🧠 AI⚪ NeutralImportance 6/10

Assessing Per-Sample Membership Inference Vulnerability without Retraining

arXiv – CS AI|Valentin Dorseuil (DI-ENS), Jamal Atif (CMAP), Olivier Capp\'e (DI-ENS)|May 27, 2026 at 04:00 AM

🤖AI Summary

Researchers propose a novel method to assess individual training data vulnerability to membership inference attacks without requiring shadow models. The approach combines theoretical analysis in linear settings with a practical surrogate score for deep networks, using only geometry and loss information from a single trained model.

Analysis

This research addresses a critical gap in privacy assessment methodology. Membership inference attacks represent a fundamental privacy threat where adversaries determine whether specific data points were used in model training. Traditional evaluation requires training expensive shadow models that replicate the target model's training process—a computationally prohibitive approach at scale. The authors demonstrate that per-sample vulnerability stems from two factors: a point's training loss and its geometric properties within the data distribution, quantified through leverage scores.

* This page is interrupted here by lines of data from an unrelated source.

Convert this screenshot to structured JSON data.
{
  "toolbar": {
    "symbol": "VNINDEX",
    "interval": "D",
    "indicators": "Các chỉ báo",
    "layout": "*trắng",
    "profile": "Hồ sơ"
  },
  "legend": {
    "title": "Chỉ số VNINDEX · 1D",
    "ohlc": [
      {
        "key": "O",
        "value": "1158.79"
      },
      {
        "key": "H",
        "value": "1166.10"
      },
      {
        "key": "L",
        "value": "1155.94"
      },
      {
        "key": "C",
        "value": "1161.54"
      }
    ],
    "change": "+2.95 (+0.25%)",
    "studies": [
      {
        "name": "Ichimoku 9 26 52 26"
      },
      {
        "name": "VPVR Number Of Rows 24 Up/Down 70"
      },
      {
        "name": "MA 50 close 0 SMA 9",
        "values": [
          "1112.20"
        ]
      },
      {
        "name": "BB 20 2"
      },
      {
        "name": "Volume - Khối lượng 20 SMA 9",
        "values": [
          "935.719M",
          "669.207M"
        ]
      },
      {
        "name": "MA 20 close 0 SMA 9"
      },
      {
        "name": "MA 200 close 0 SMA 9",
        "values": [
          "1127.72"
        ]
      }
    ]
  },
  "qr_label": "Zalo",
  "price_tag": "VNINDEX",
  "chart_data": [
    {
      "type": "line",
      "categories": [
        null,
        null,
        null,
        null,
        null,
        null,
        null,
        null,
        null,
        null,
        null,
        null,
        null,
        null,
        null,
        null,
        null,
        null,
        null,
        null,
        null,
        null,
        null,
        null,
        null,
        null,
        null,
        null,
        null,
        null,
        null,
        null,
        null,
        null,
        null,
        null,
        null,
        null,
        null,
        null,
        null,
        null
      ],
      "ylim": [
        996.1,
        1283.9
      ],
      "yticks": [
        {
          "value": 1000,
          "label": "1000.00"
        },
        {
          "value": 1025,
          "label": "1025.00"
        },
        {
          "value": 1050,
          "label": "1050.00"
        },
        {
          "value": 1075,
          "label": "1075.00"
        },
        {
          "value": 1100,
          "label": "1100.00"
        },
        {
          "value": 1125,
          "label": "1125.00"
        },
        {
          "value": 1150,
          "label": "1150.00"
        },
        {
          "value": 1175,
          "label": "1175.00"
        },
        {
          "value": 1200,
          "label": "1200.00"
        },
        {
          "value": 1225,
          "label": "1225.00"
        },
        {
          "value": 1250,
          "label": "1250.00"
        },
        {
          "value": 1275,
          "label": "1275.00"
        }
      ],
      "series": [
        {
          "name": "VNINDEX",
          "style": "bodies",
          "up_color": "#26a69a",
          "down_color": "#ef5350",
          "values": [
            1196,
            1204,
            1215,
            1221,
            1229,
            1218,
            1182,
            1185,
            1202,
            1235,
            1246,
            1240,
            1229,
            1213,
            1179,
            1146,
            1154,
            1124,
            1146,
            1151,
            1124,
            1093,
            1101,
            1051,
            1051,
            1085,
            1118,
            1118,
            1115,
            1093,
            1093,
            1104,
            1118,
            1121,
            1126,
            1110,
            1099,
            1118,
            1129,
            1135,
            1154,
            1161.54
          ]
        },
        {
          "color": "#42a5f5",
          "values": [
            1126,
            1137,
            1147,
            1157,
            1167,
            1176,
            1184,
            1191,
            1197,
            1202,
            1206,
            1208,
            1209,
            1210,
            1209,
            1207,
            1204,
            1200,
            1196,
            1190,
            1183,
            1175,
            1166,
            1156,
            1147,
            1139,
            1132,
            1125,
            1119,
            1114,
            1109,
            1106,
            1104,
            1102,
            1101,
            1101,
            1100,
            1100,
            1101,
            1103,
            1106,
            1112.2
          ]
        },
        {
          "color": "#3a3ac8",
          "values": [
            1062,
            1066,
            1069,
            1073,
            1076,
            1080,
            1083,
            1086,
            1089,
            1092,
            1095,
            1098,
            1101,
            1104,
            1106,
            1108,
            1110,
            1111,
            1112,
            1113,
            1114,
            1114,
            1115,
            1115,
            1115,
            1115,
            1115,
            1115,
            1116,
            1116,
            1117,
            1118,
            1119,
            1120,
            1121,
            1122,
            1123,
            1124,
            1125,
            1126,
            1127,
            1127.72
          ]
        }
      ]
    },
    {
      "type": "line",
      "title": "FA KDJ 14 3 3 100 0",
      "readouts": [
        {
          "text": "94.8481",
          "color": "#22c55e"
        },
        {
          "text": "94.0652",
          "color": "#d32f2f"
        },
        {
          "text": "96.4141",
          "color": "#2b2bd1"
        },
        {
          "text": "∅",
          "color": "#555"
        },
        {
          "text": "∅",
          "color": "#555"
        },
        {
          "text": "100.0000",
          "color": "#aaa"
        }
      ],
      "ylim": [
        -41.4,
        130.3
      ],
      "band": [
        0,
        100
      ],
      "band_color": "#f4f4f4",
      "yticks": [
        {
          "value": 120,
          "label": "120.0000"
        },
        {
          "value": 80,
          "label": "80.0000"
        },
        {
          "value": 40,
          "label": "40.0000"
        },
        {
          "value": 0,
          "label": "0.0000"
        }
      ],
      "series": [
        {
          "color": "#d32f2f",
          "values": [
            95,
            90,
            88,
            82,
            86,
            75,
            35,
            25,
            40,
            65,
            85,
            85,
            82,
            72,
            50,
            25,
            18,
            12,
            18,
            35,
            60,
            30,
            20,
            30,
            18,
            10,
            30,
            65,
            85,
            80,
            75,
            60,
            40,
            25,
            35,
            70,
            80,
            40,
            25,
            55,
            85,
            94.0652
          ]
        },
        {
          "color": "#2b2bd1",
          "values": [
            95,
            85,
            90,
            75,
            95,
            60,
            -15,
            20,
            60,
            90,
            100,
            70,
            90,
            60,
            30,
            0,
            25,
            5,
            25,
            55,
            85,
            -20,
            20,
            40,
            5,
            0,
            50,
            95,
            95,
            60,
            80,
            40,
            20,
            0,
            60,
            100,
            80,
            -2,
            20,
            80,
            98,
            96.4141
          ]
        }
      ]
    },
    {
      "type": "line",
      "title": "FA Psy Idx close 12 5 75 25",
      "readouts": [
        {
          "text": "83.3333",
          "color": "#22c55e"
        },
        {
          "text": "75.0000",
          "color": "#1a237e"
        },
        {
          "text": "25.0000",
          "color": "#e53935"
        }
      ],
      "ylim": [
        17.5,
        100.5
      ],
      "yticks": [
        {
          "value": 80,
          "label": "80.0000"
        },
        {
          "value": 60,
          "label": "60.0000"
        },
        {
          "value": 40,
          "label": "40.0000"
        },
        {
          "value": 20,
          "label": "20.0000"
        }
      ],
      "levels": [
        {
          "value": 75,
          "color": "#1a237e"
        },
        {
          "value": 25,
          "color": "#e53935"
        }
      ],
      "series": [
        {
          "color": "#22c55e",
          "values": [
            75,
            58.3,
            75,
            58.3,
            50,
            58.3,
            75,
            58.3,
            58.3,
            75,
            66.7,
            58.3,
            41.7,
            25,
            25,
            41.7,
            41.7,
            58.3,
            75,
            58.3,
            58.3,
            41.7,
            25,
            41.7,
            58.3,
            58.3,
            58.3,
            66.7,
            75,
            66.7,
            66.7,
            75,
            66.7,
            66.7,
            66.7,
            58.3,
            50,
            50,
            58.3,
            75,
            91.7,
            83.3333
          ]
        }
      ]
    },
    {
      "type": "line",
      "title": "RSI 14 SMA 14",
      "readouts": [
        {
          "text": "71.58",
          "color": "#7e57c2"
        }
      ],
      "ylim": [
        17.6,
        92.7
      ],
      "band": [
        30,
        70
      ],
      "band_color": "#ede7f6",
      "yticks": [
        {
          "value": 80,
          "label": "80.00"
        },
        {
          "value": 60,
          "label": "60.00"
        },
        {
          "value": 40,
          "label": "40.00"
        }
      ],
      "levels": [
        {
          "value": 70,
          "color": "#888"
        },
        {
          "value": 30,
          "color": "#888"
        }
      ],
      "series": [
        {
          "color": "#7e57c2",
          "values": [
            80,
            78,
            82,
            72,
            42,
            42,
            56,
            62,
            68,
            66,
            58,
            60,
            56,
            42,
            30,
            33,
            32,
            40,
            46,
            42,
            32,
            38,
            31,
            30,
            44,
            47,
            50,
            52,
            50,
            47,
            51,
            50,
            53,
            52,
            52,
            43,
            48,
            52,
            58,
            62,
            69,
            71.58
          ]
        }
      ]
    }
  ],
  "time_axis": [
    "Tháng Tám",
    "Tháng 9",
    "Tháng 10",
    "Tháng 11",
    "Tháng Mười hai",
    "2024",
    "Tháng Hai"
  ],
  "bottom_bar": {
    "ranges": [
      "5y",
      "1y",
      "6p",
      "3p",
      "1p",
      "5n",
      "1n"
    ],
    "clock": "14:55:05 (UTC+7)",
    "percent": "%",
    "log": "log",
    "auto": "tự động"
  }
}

The theoretical contribution emerges from linear model analysis, where the authors derive closed-form expressions decomposing black-box attack vulnerability into interpretable components. This mathematical foundation enables extension to modern deep networks by operating on last-layer representations, where linearity assumptions approximate reality. Their surrogate score requires only a single forward pass through an already-trained model, dramatically reducing computational overhead compared to shadow model approaches.

For the broader privacy community, this work provides a scalable diagnostic tool essential for responsible model deployment. Organizations training large language models and other high-stakes systems can now assess privacy risks during development rather than post-hoc. The method's efficiency makes privacy auditing economically feasible for resource-constrained teams.

The research also bridges theoretical privacy analysis with practical implementation, validating the surrogate score across diverse datasets and architectures. This empirical grounding strengthens confidence in the approach's generalizability. Looking forward, researchers should explore whether similar geometric insights apply to other privacy attacks and whether the framework extends to federated learning scenarios where privacy concerns intensify.

Key Takeaways

→A new method assesses per-sample membership inference vulnerability without training shadow models, significantly reducing computational costs.
→Vulnerability stems from both training loss and data-dependent geometric measures quantifiable through leverage scores.
→The approach works on deep networks by analyzing last-layer representations, requiring only a single trained model.
→Empirical evaluation shows the surrogate score outperforms simpler baselines like loss and gradient-norm at identifying high-risk training points.
→The framework enables scalable privacy auditing during model development, making privacy assessment economically feasible for organizations.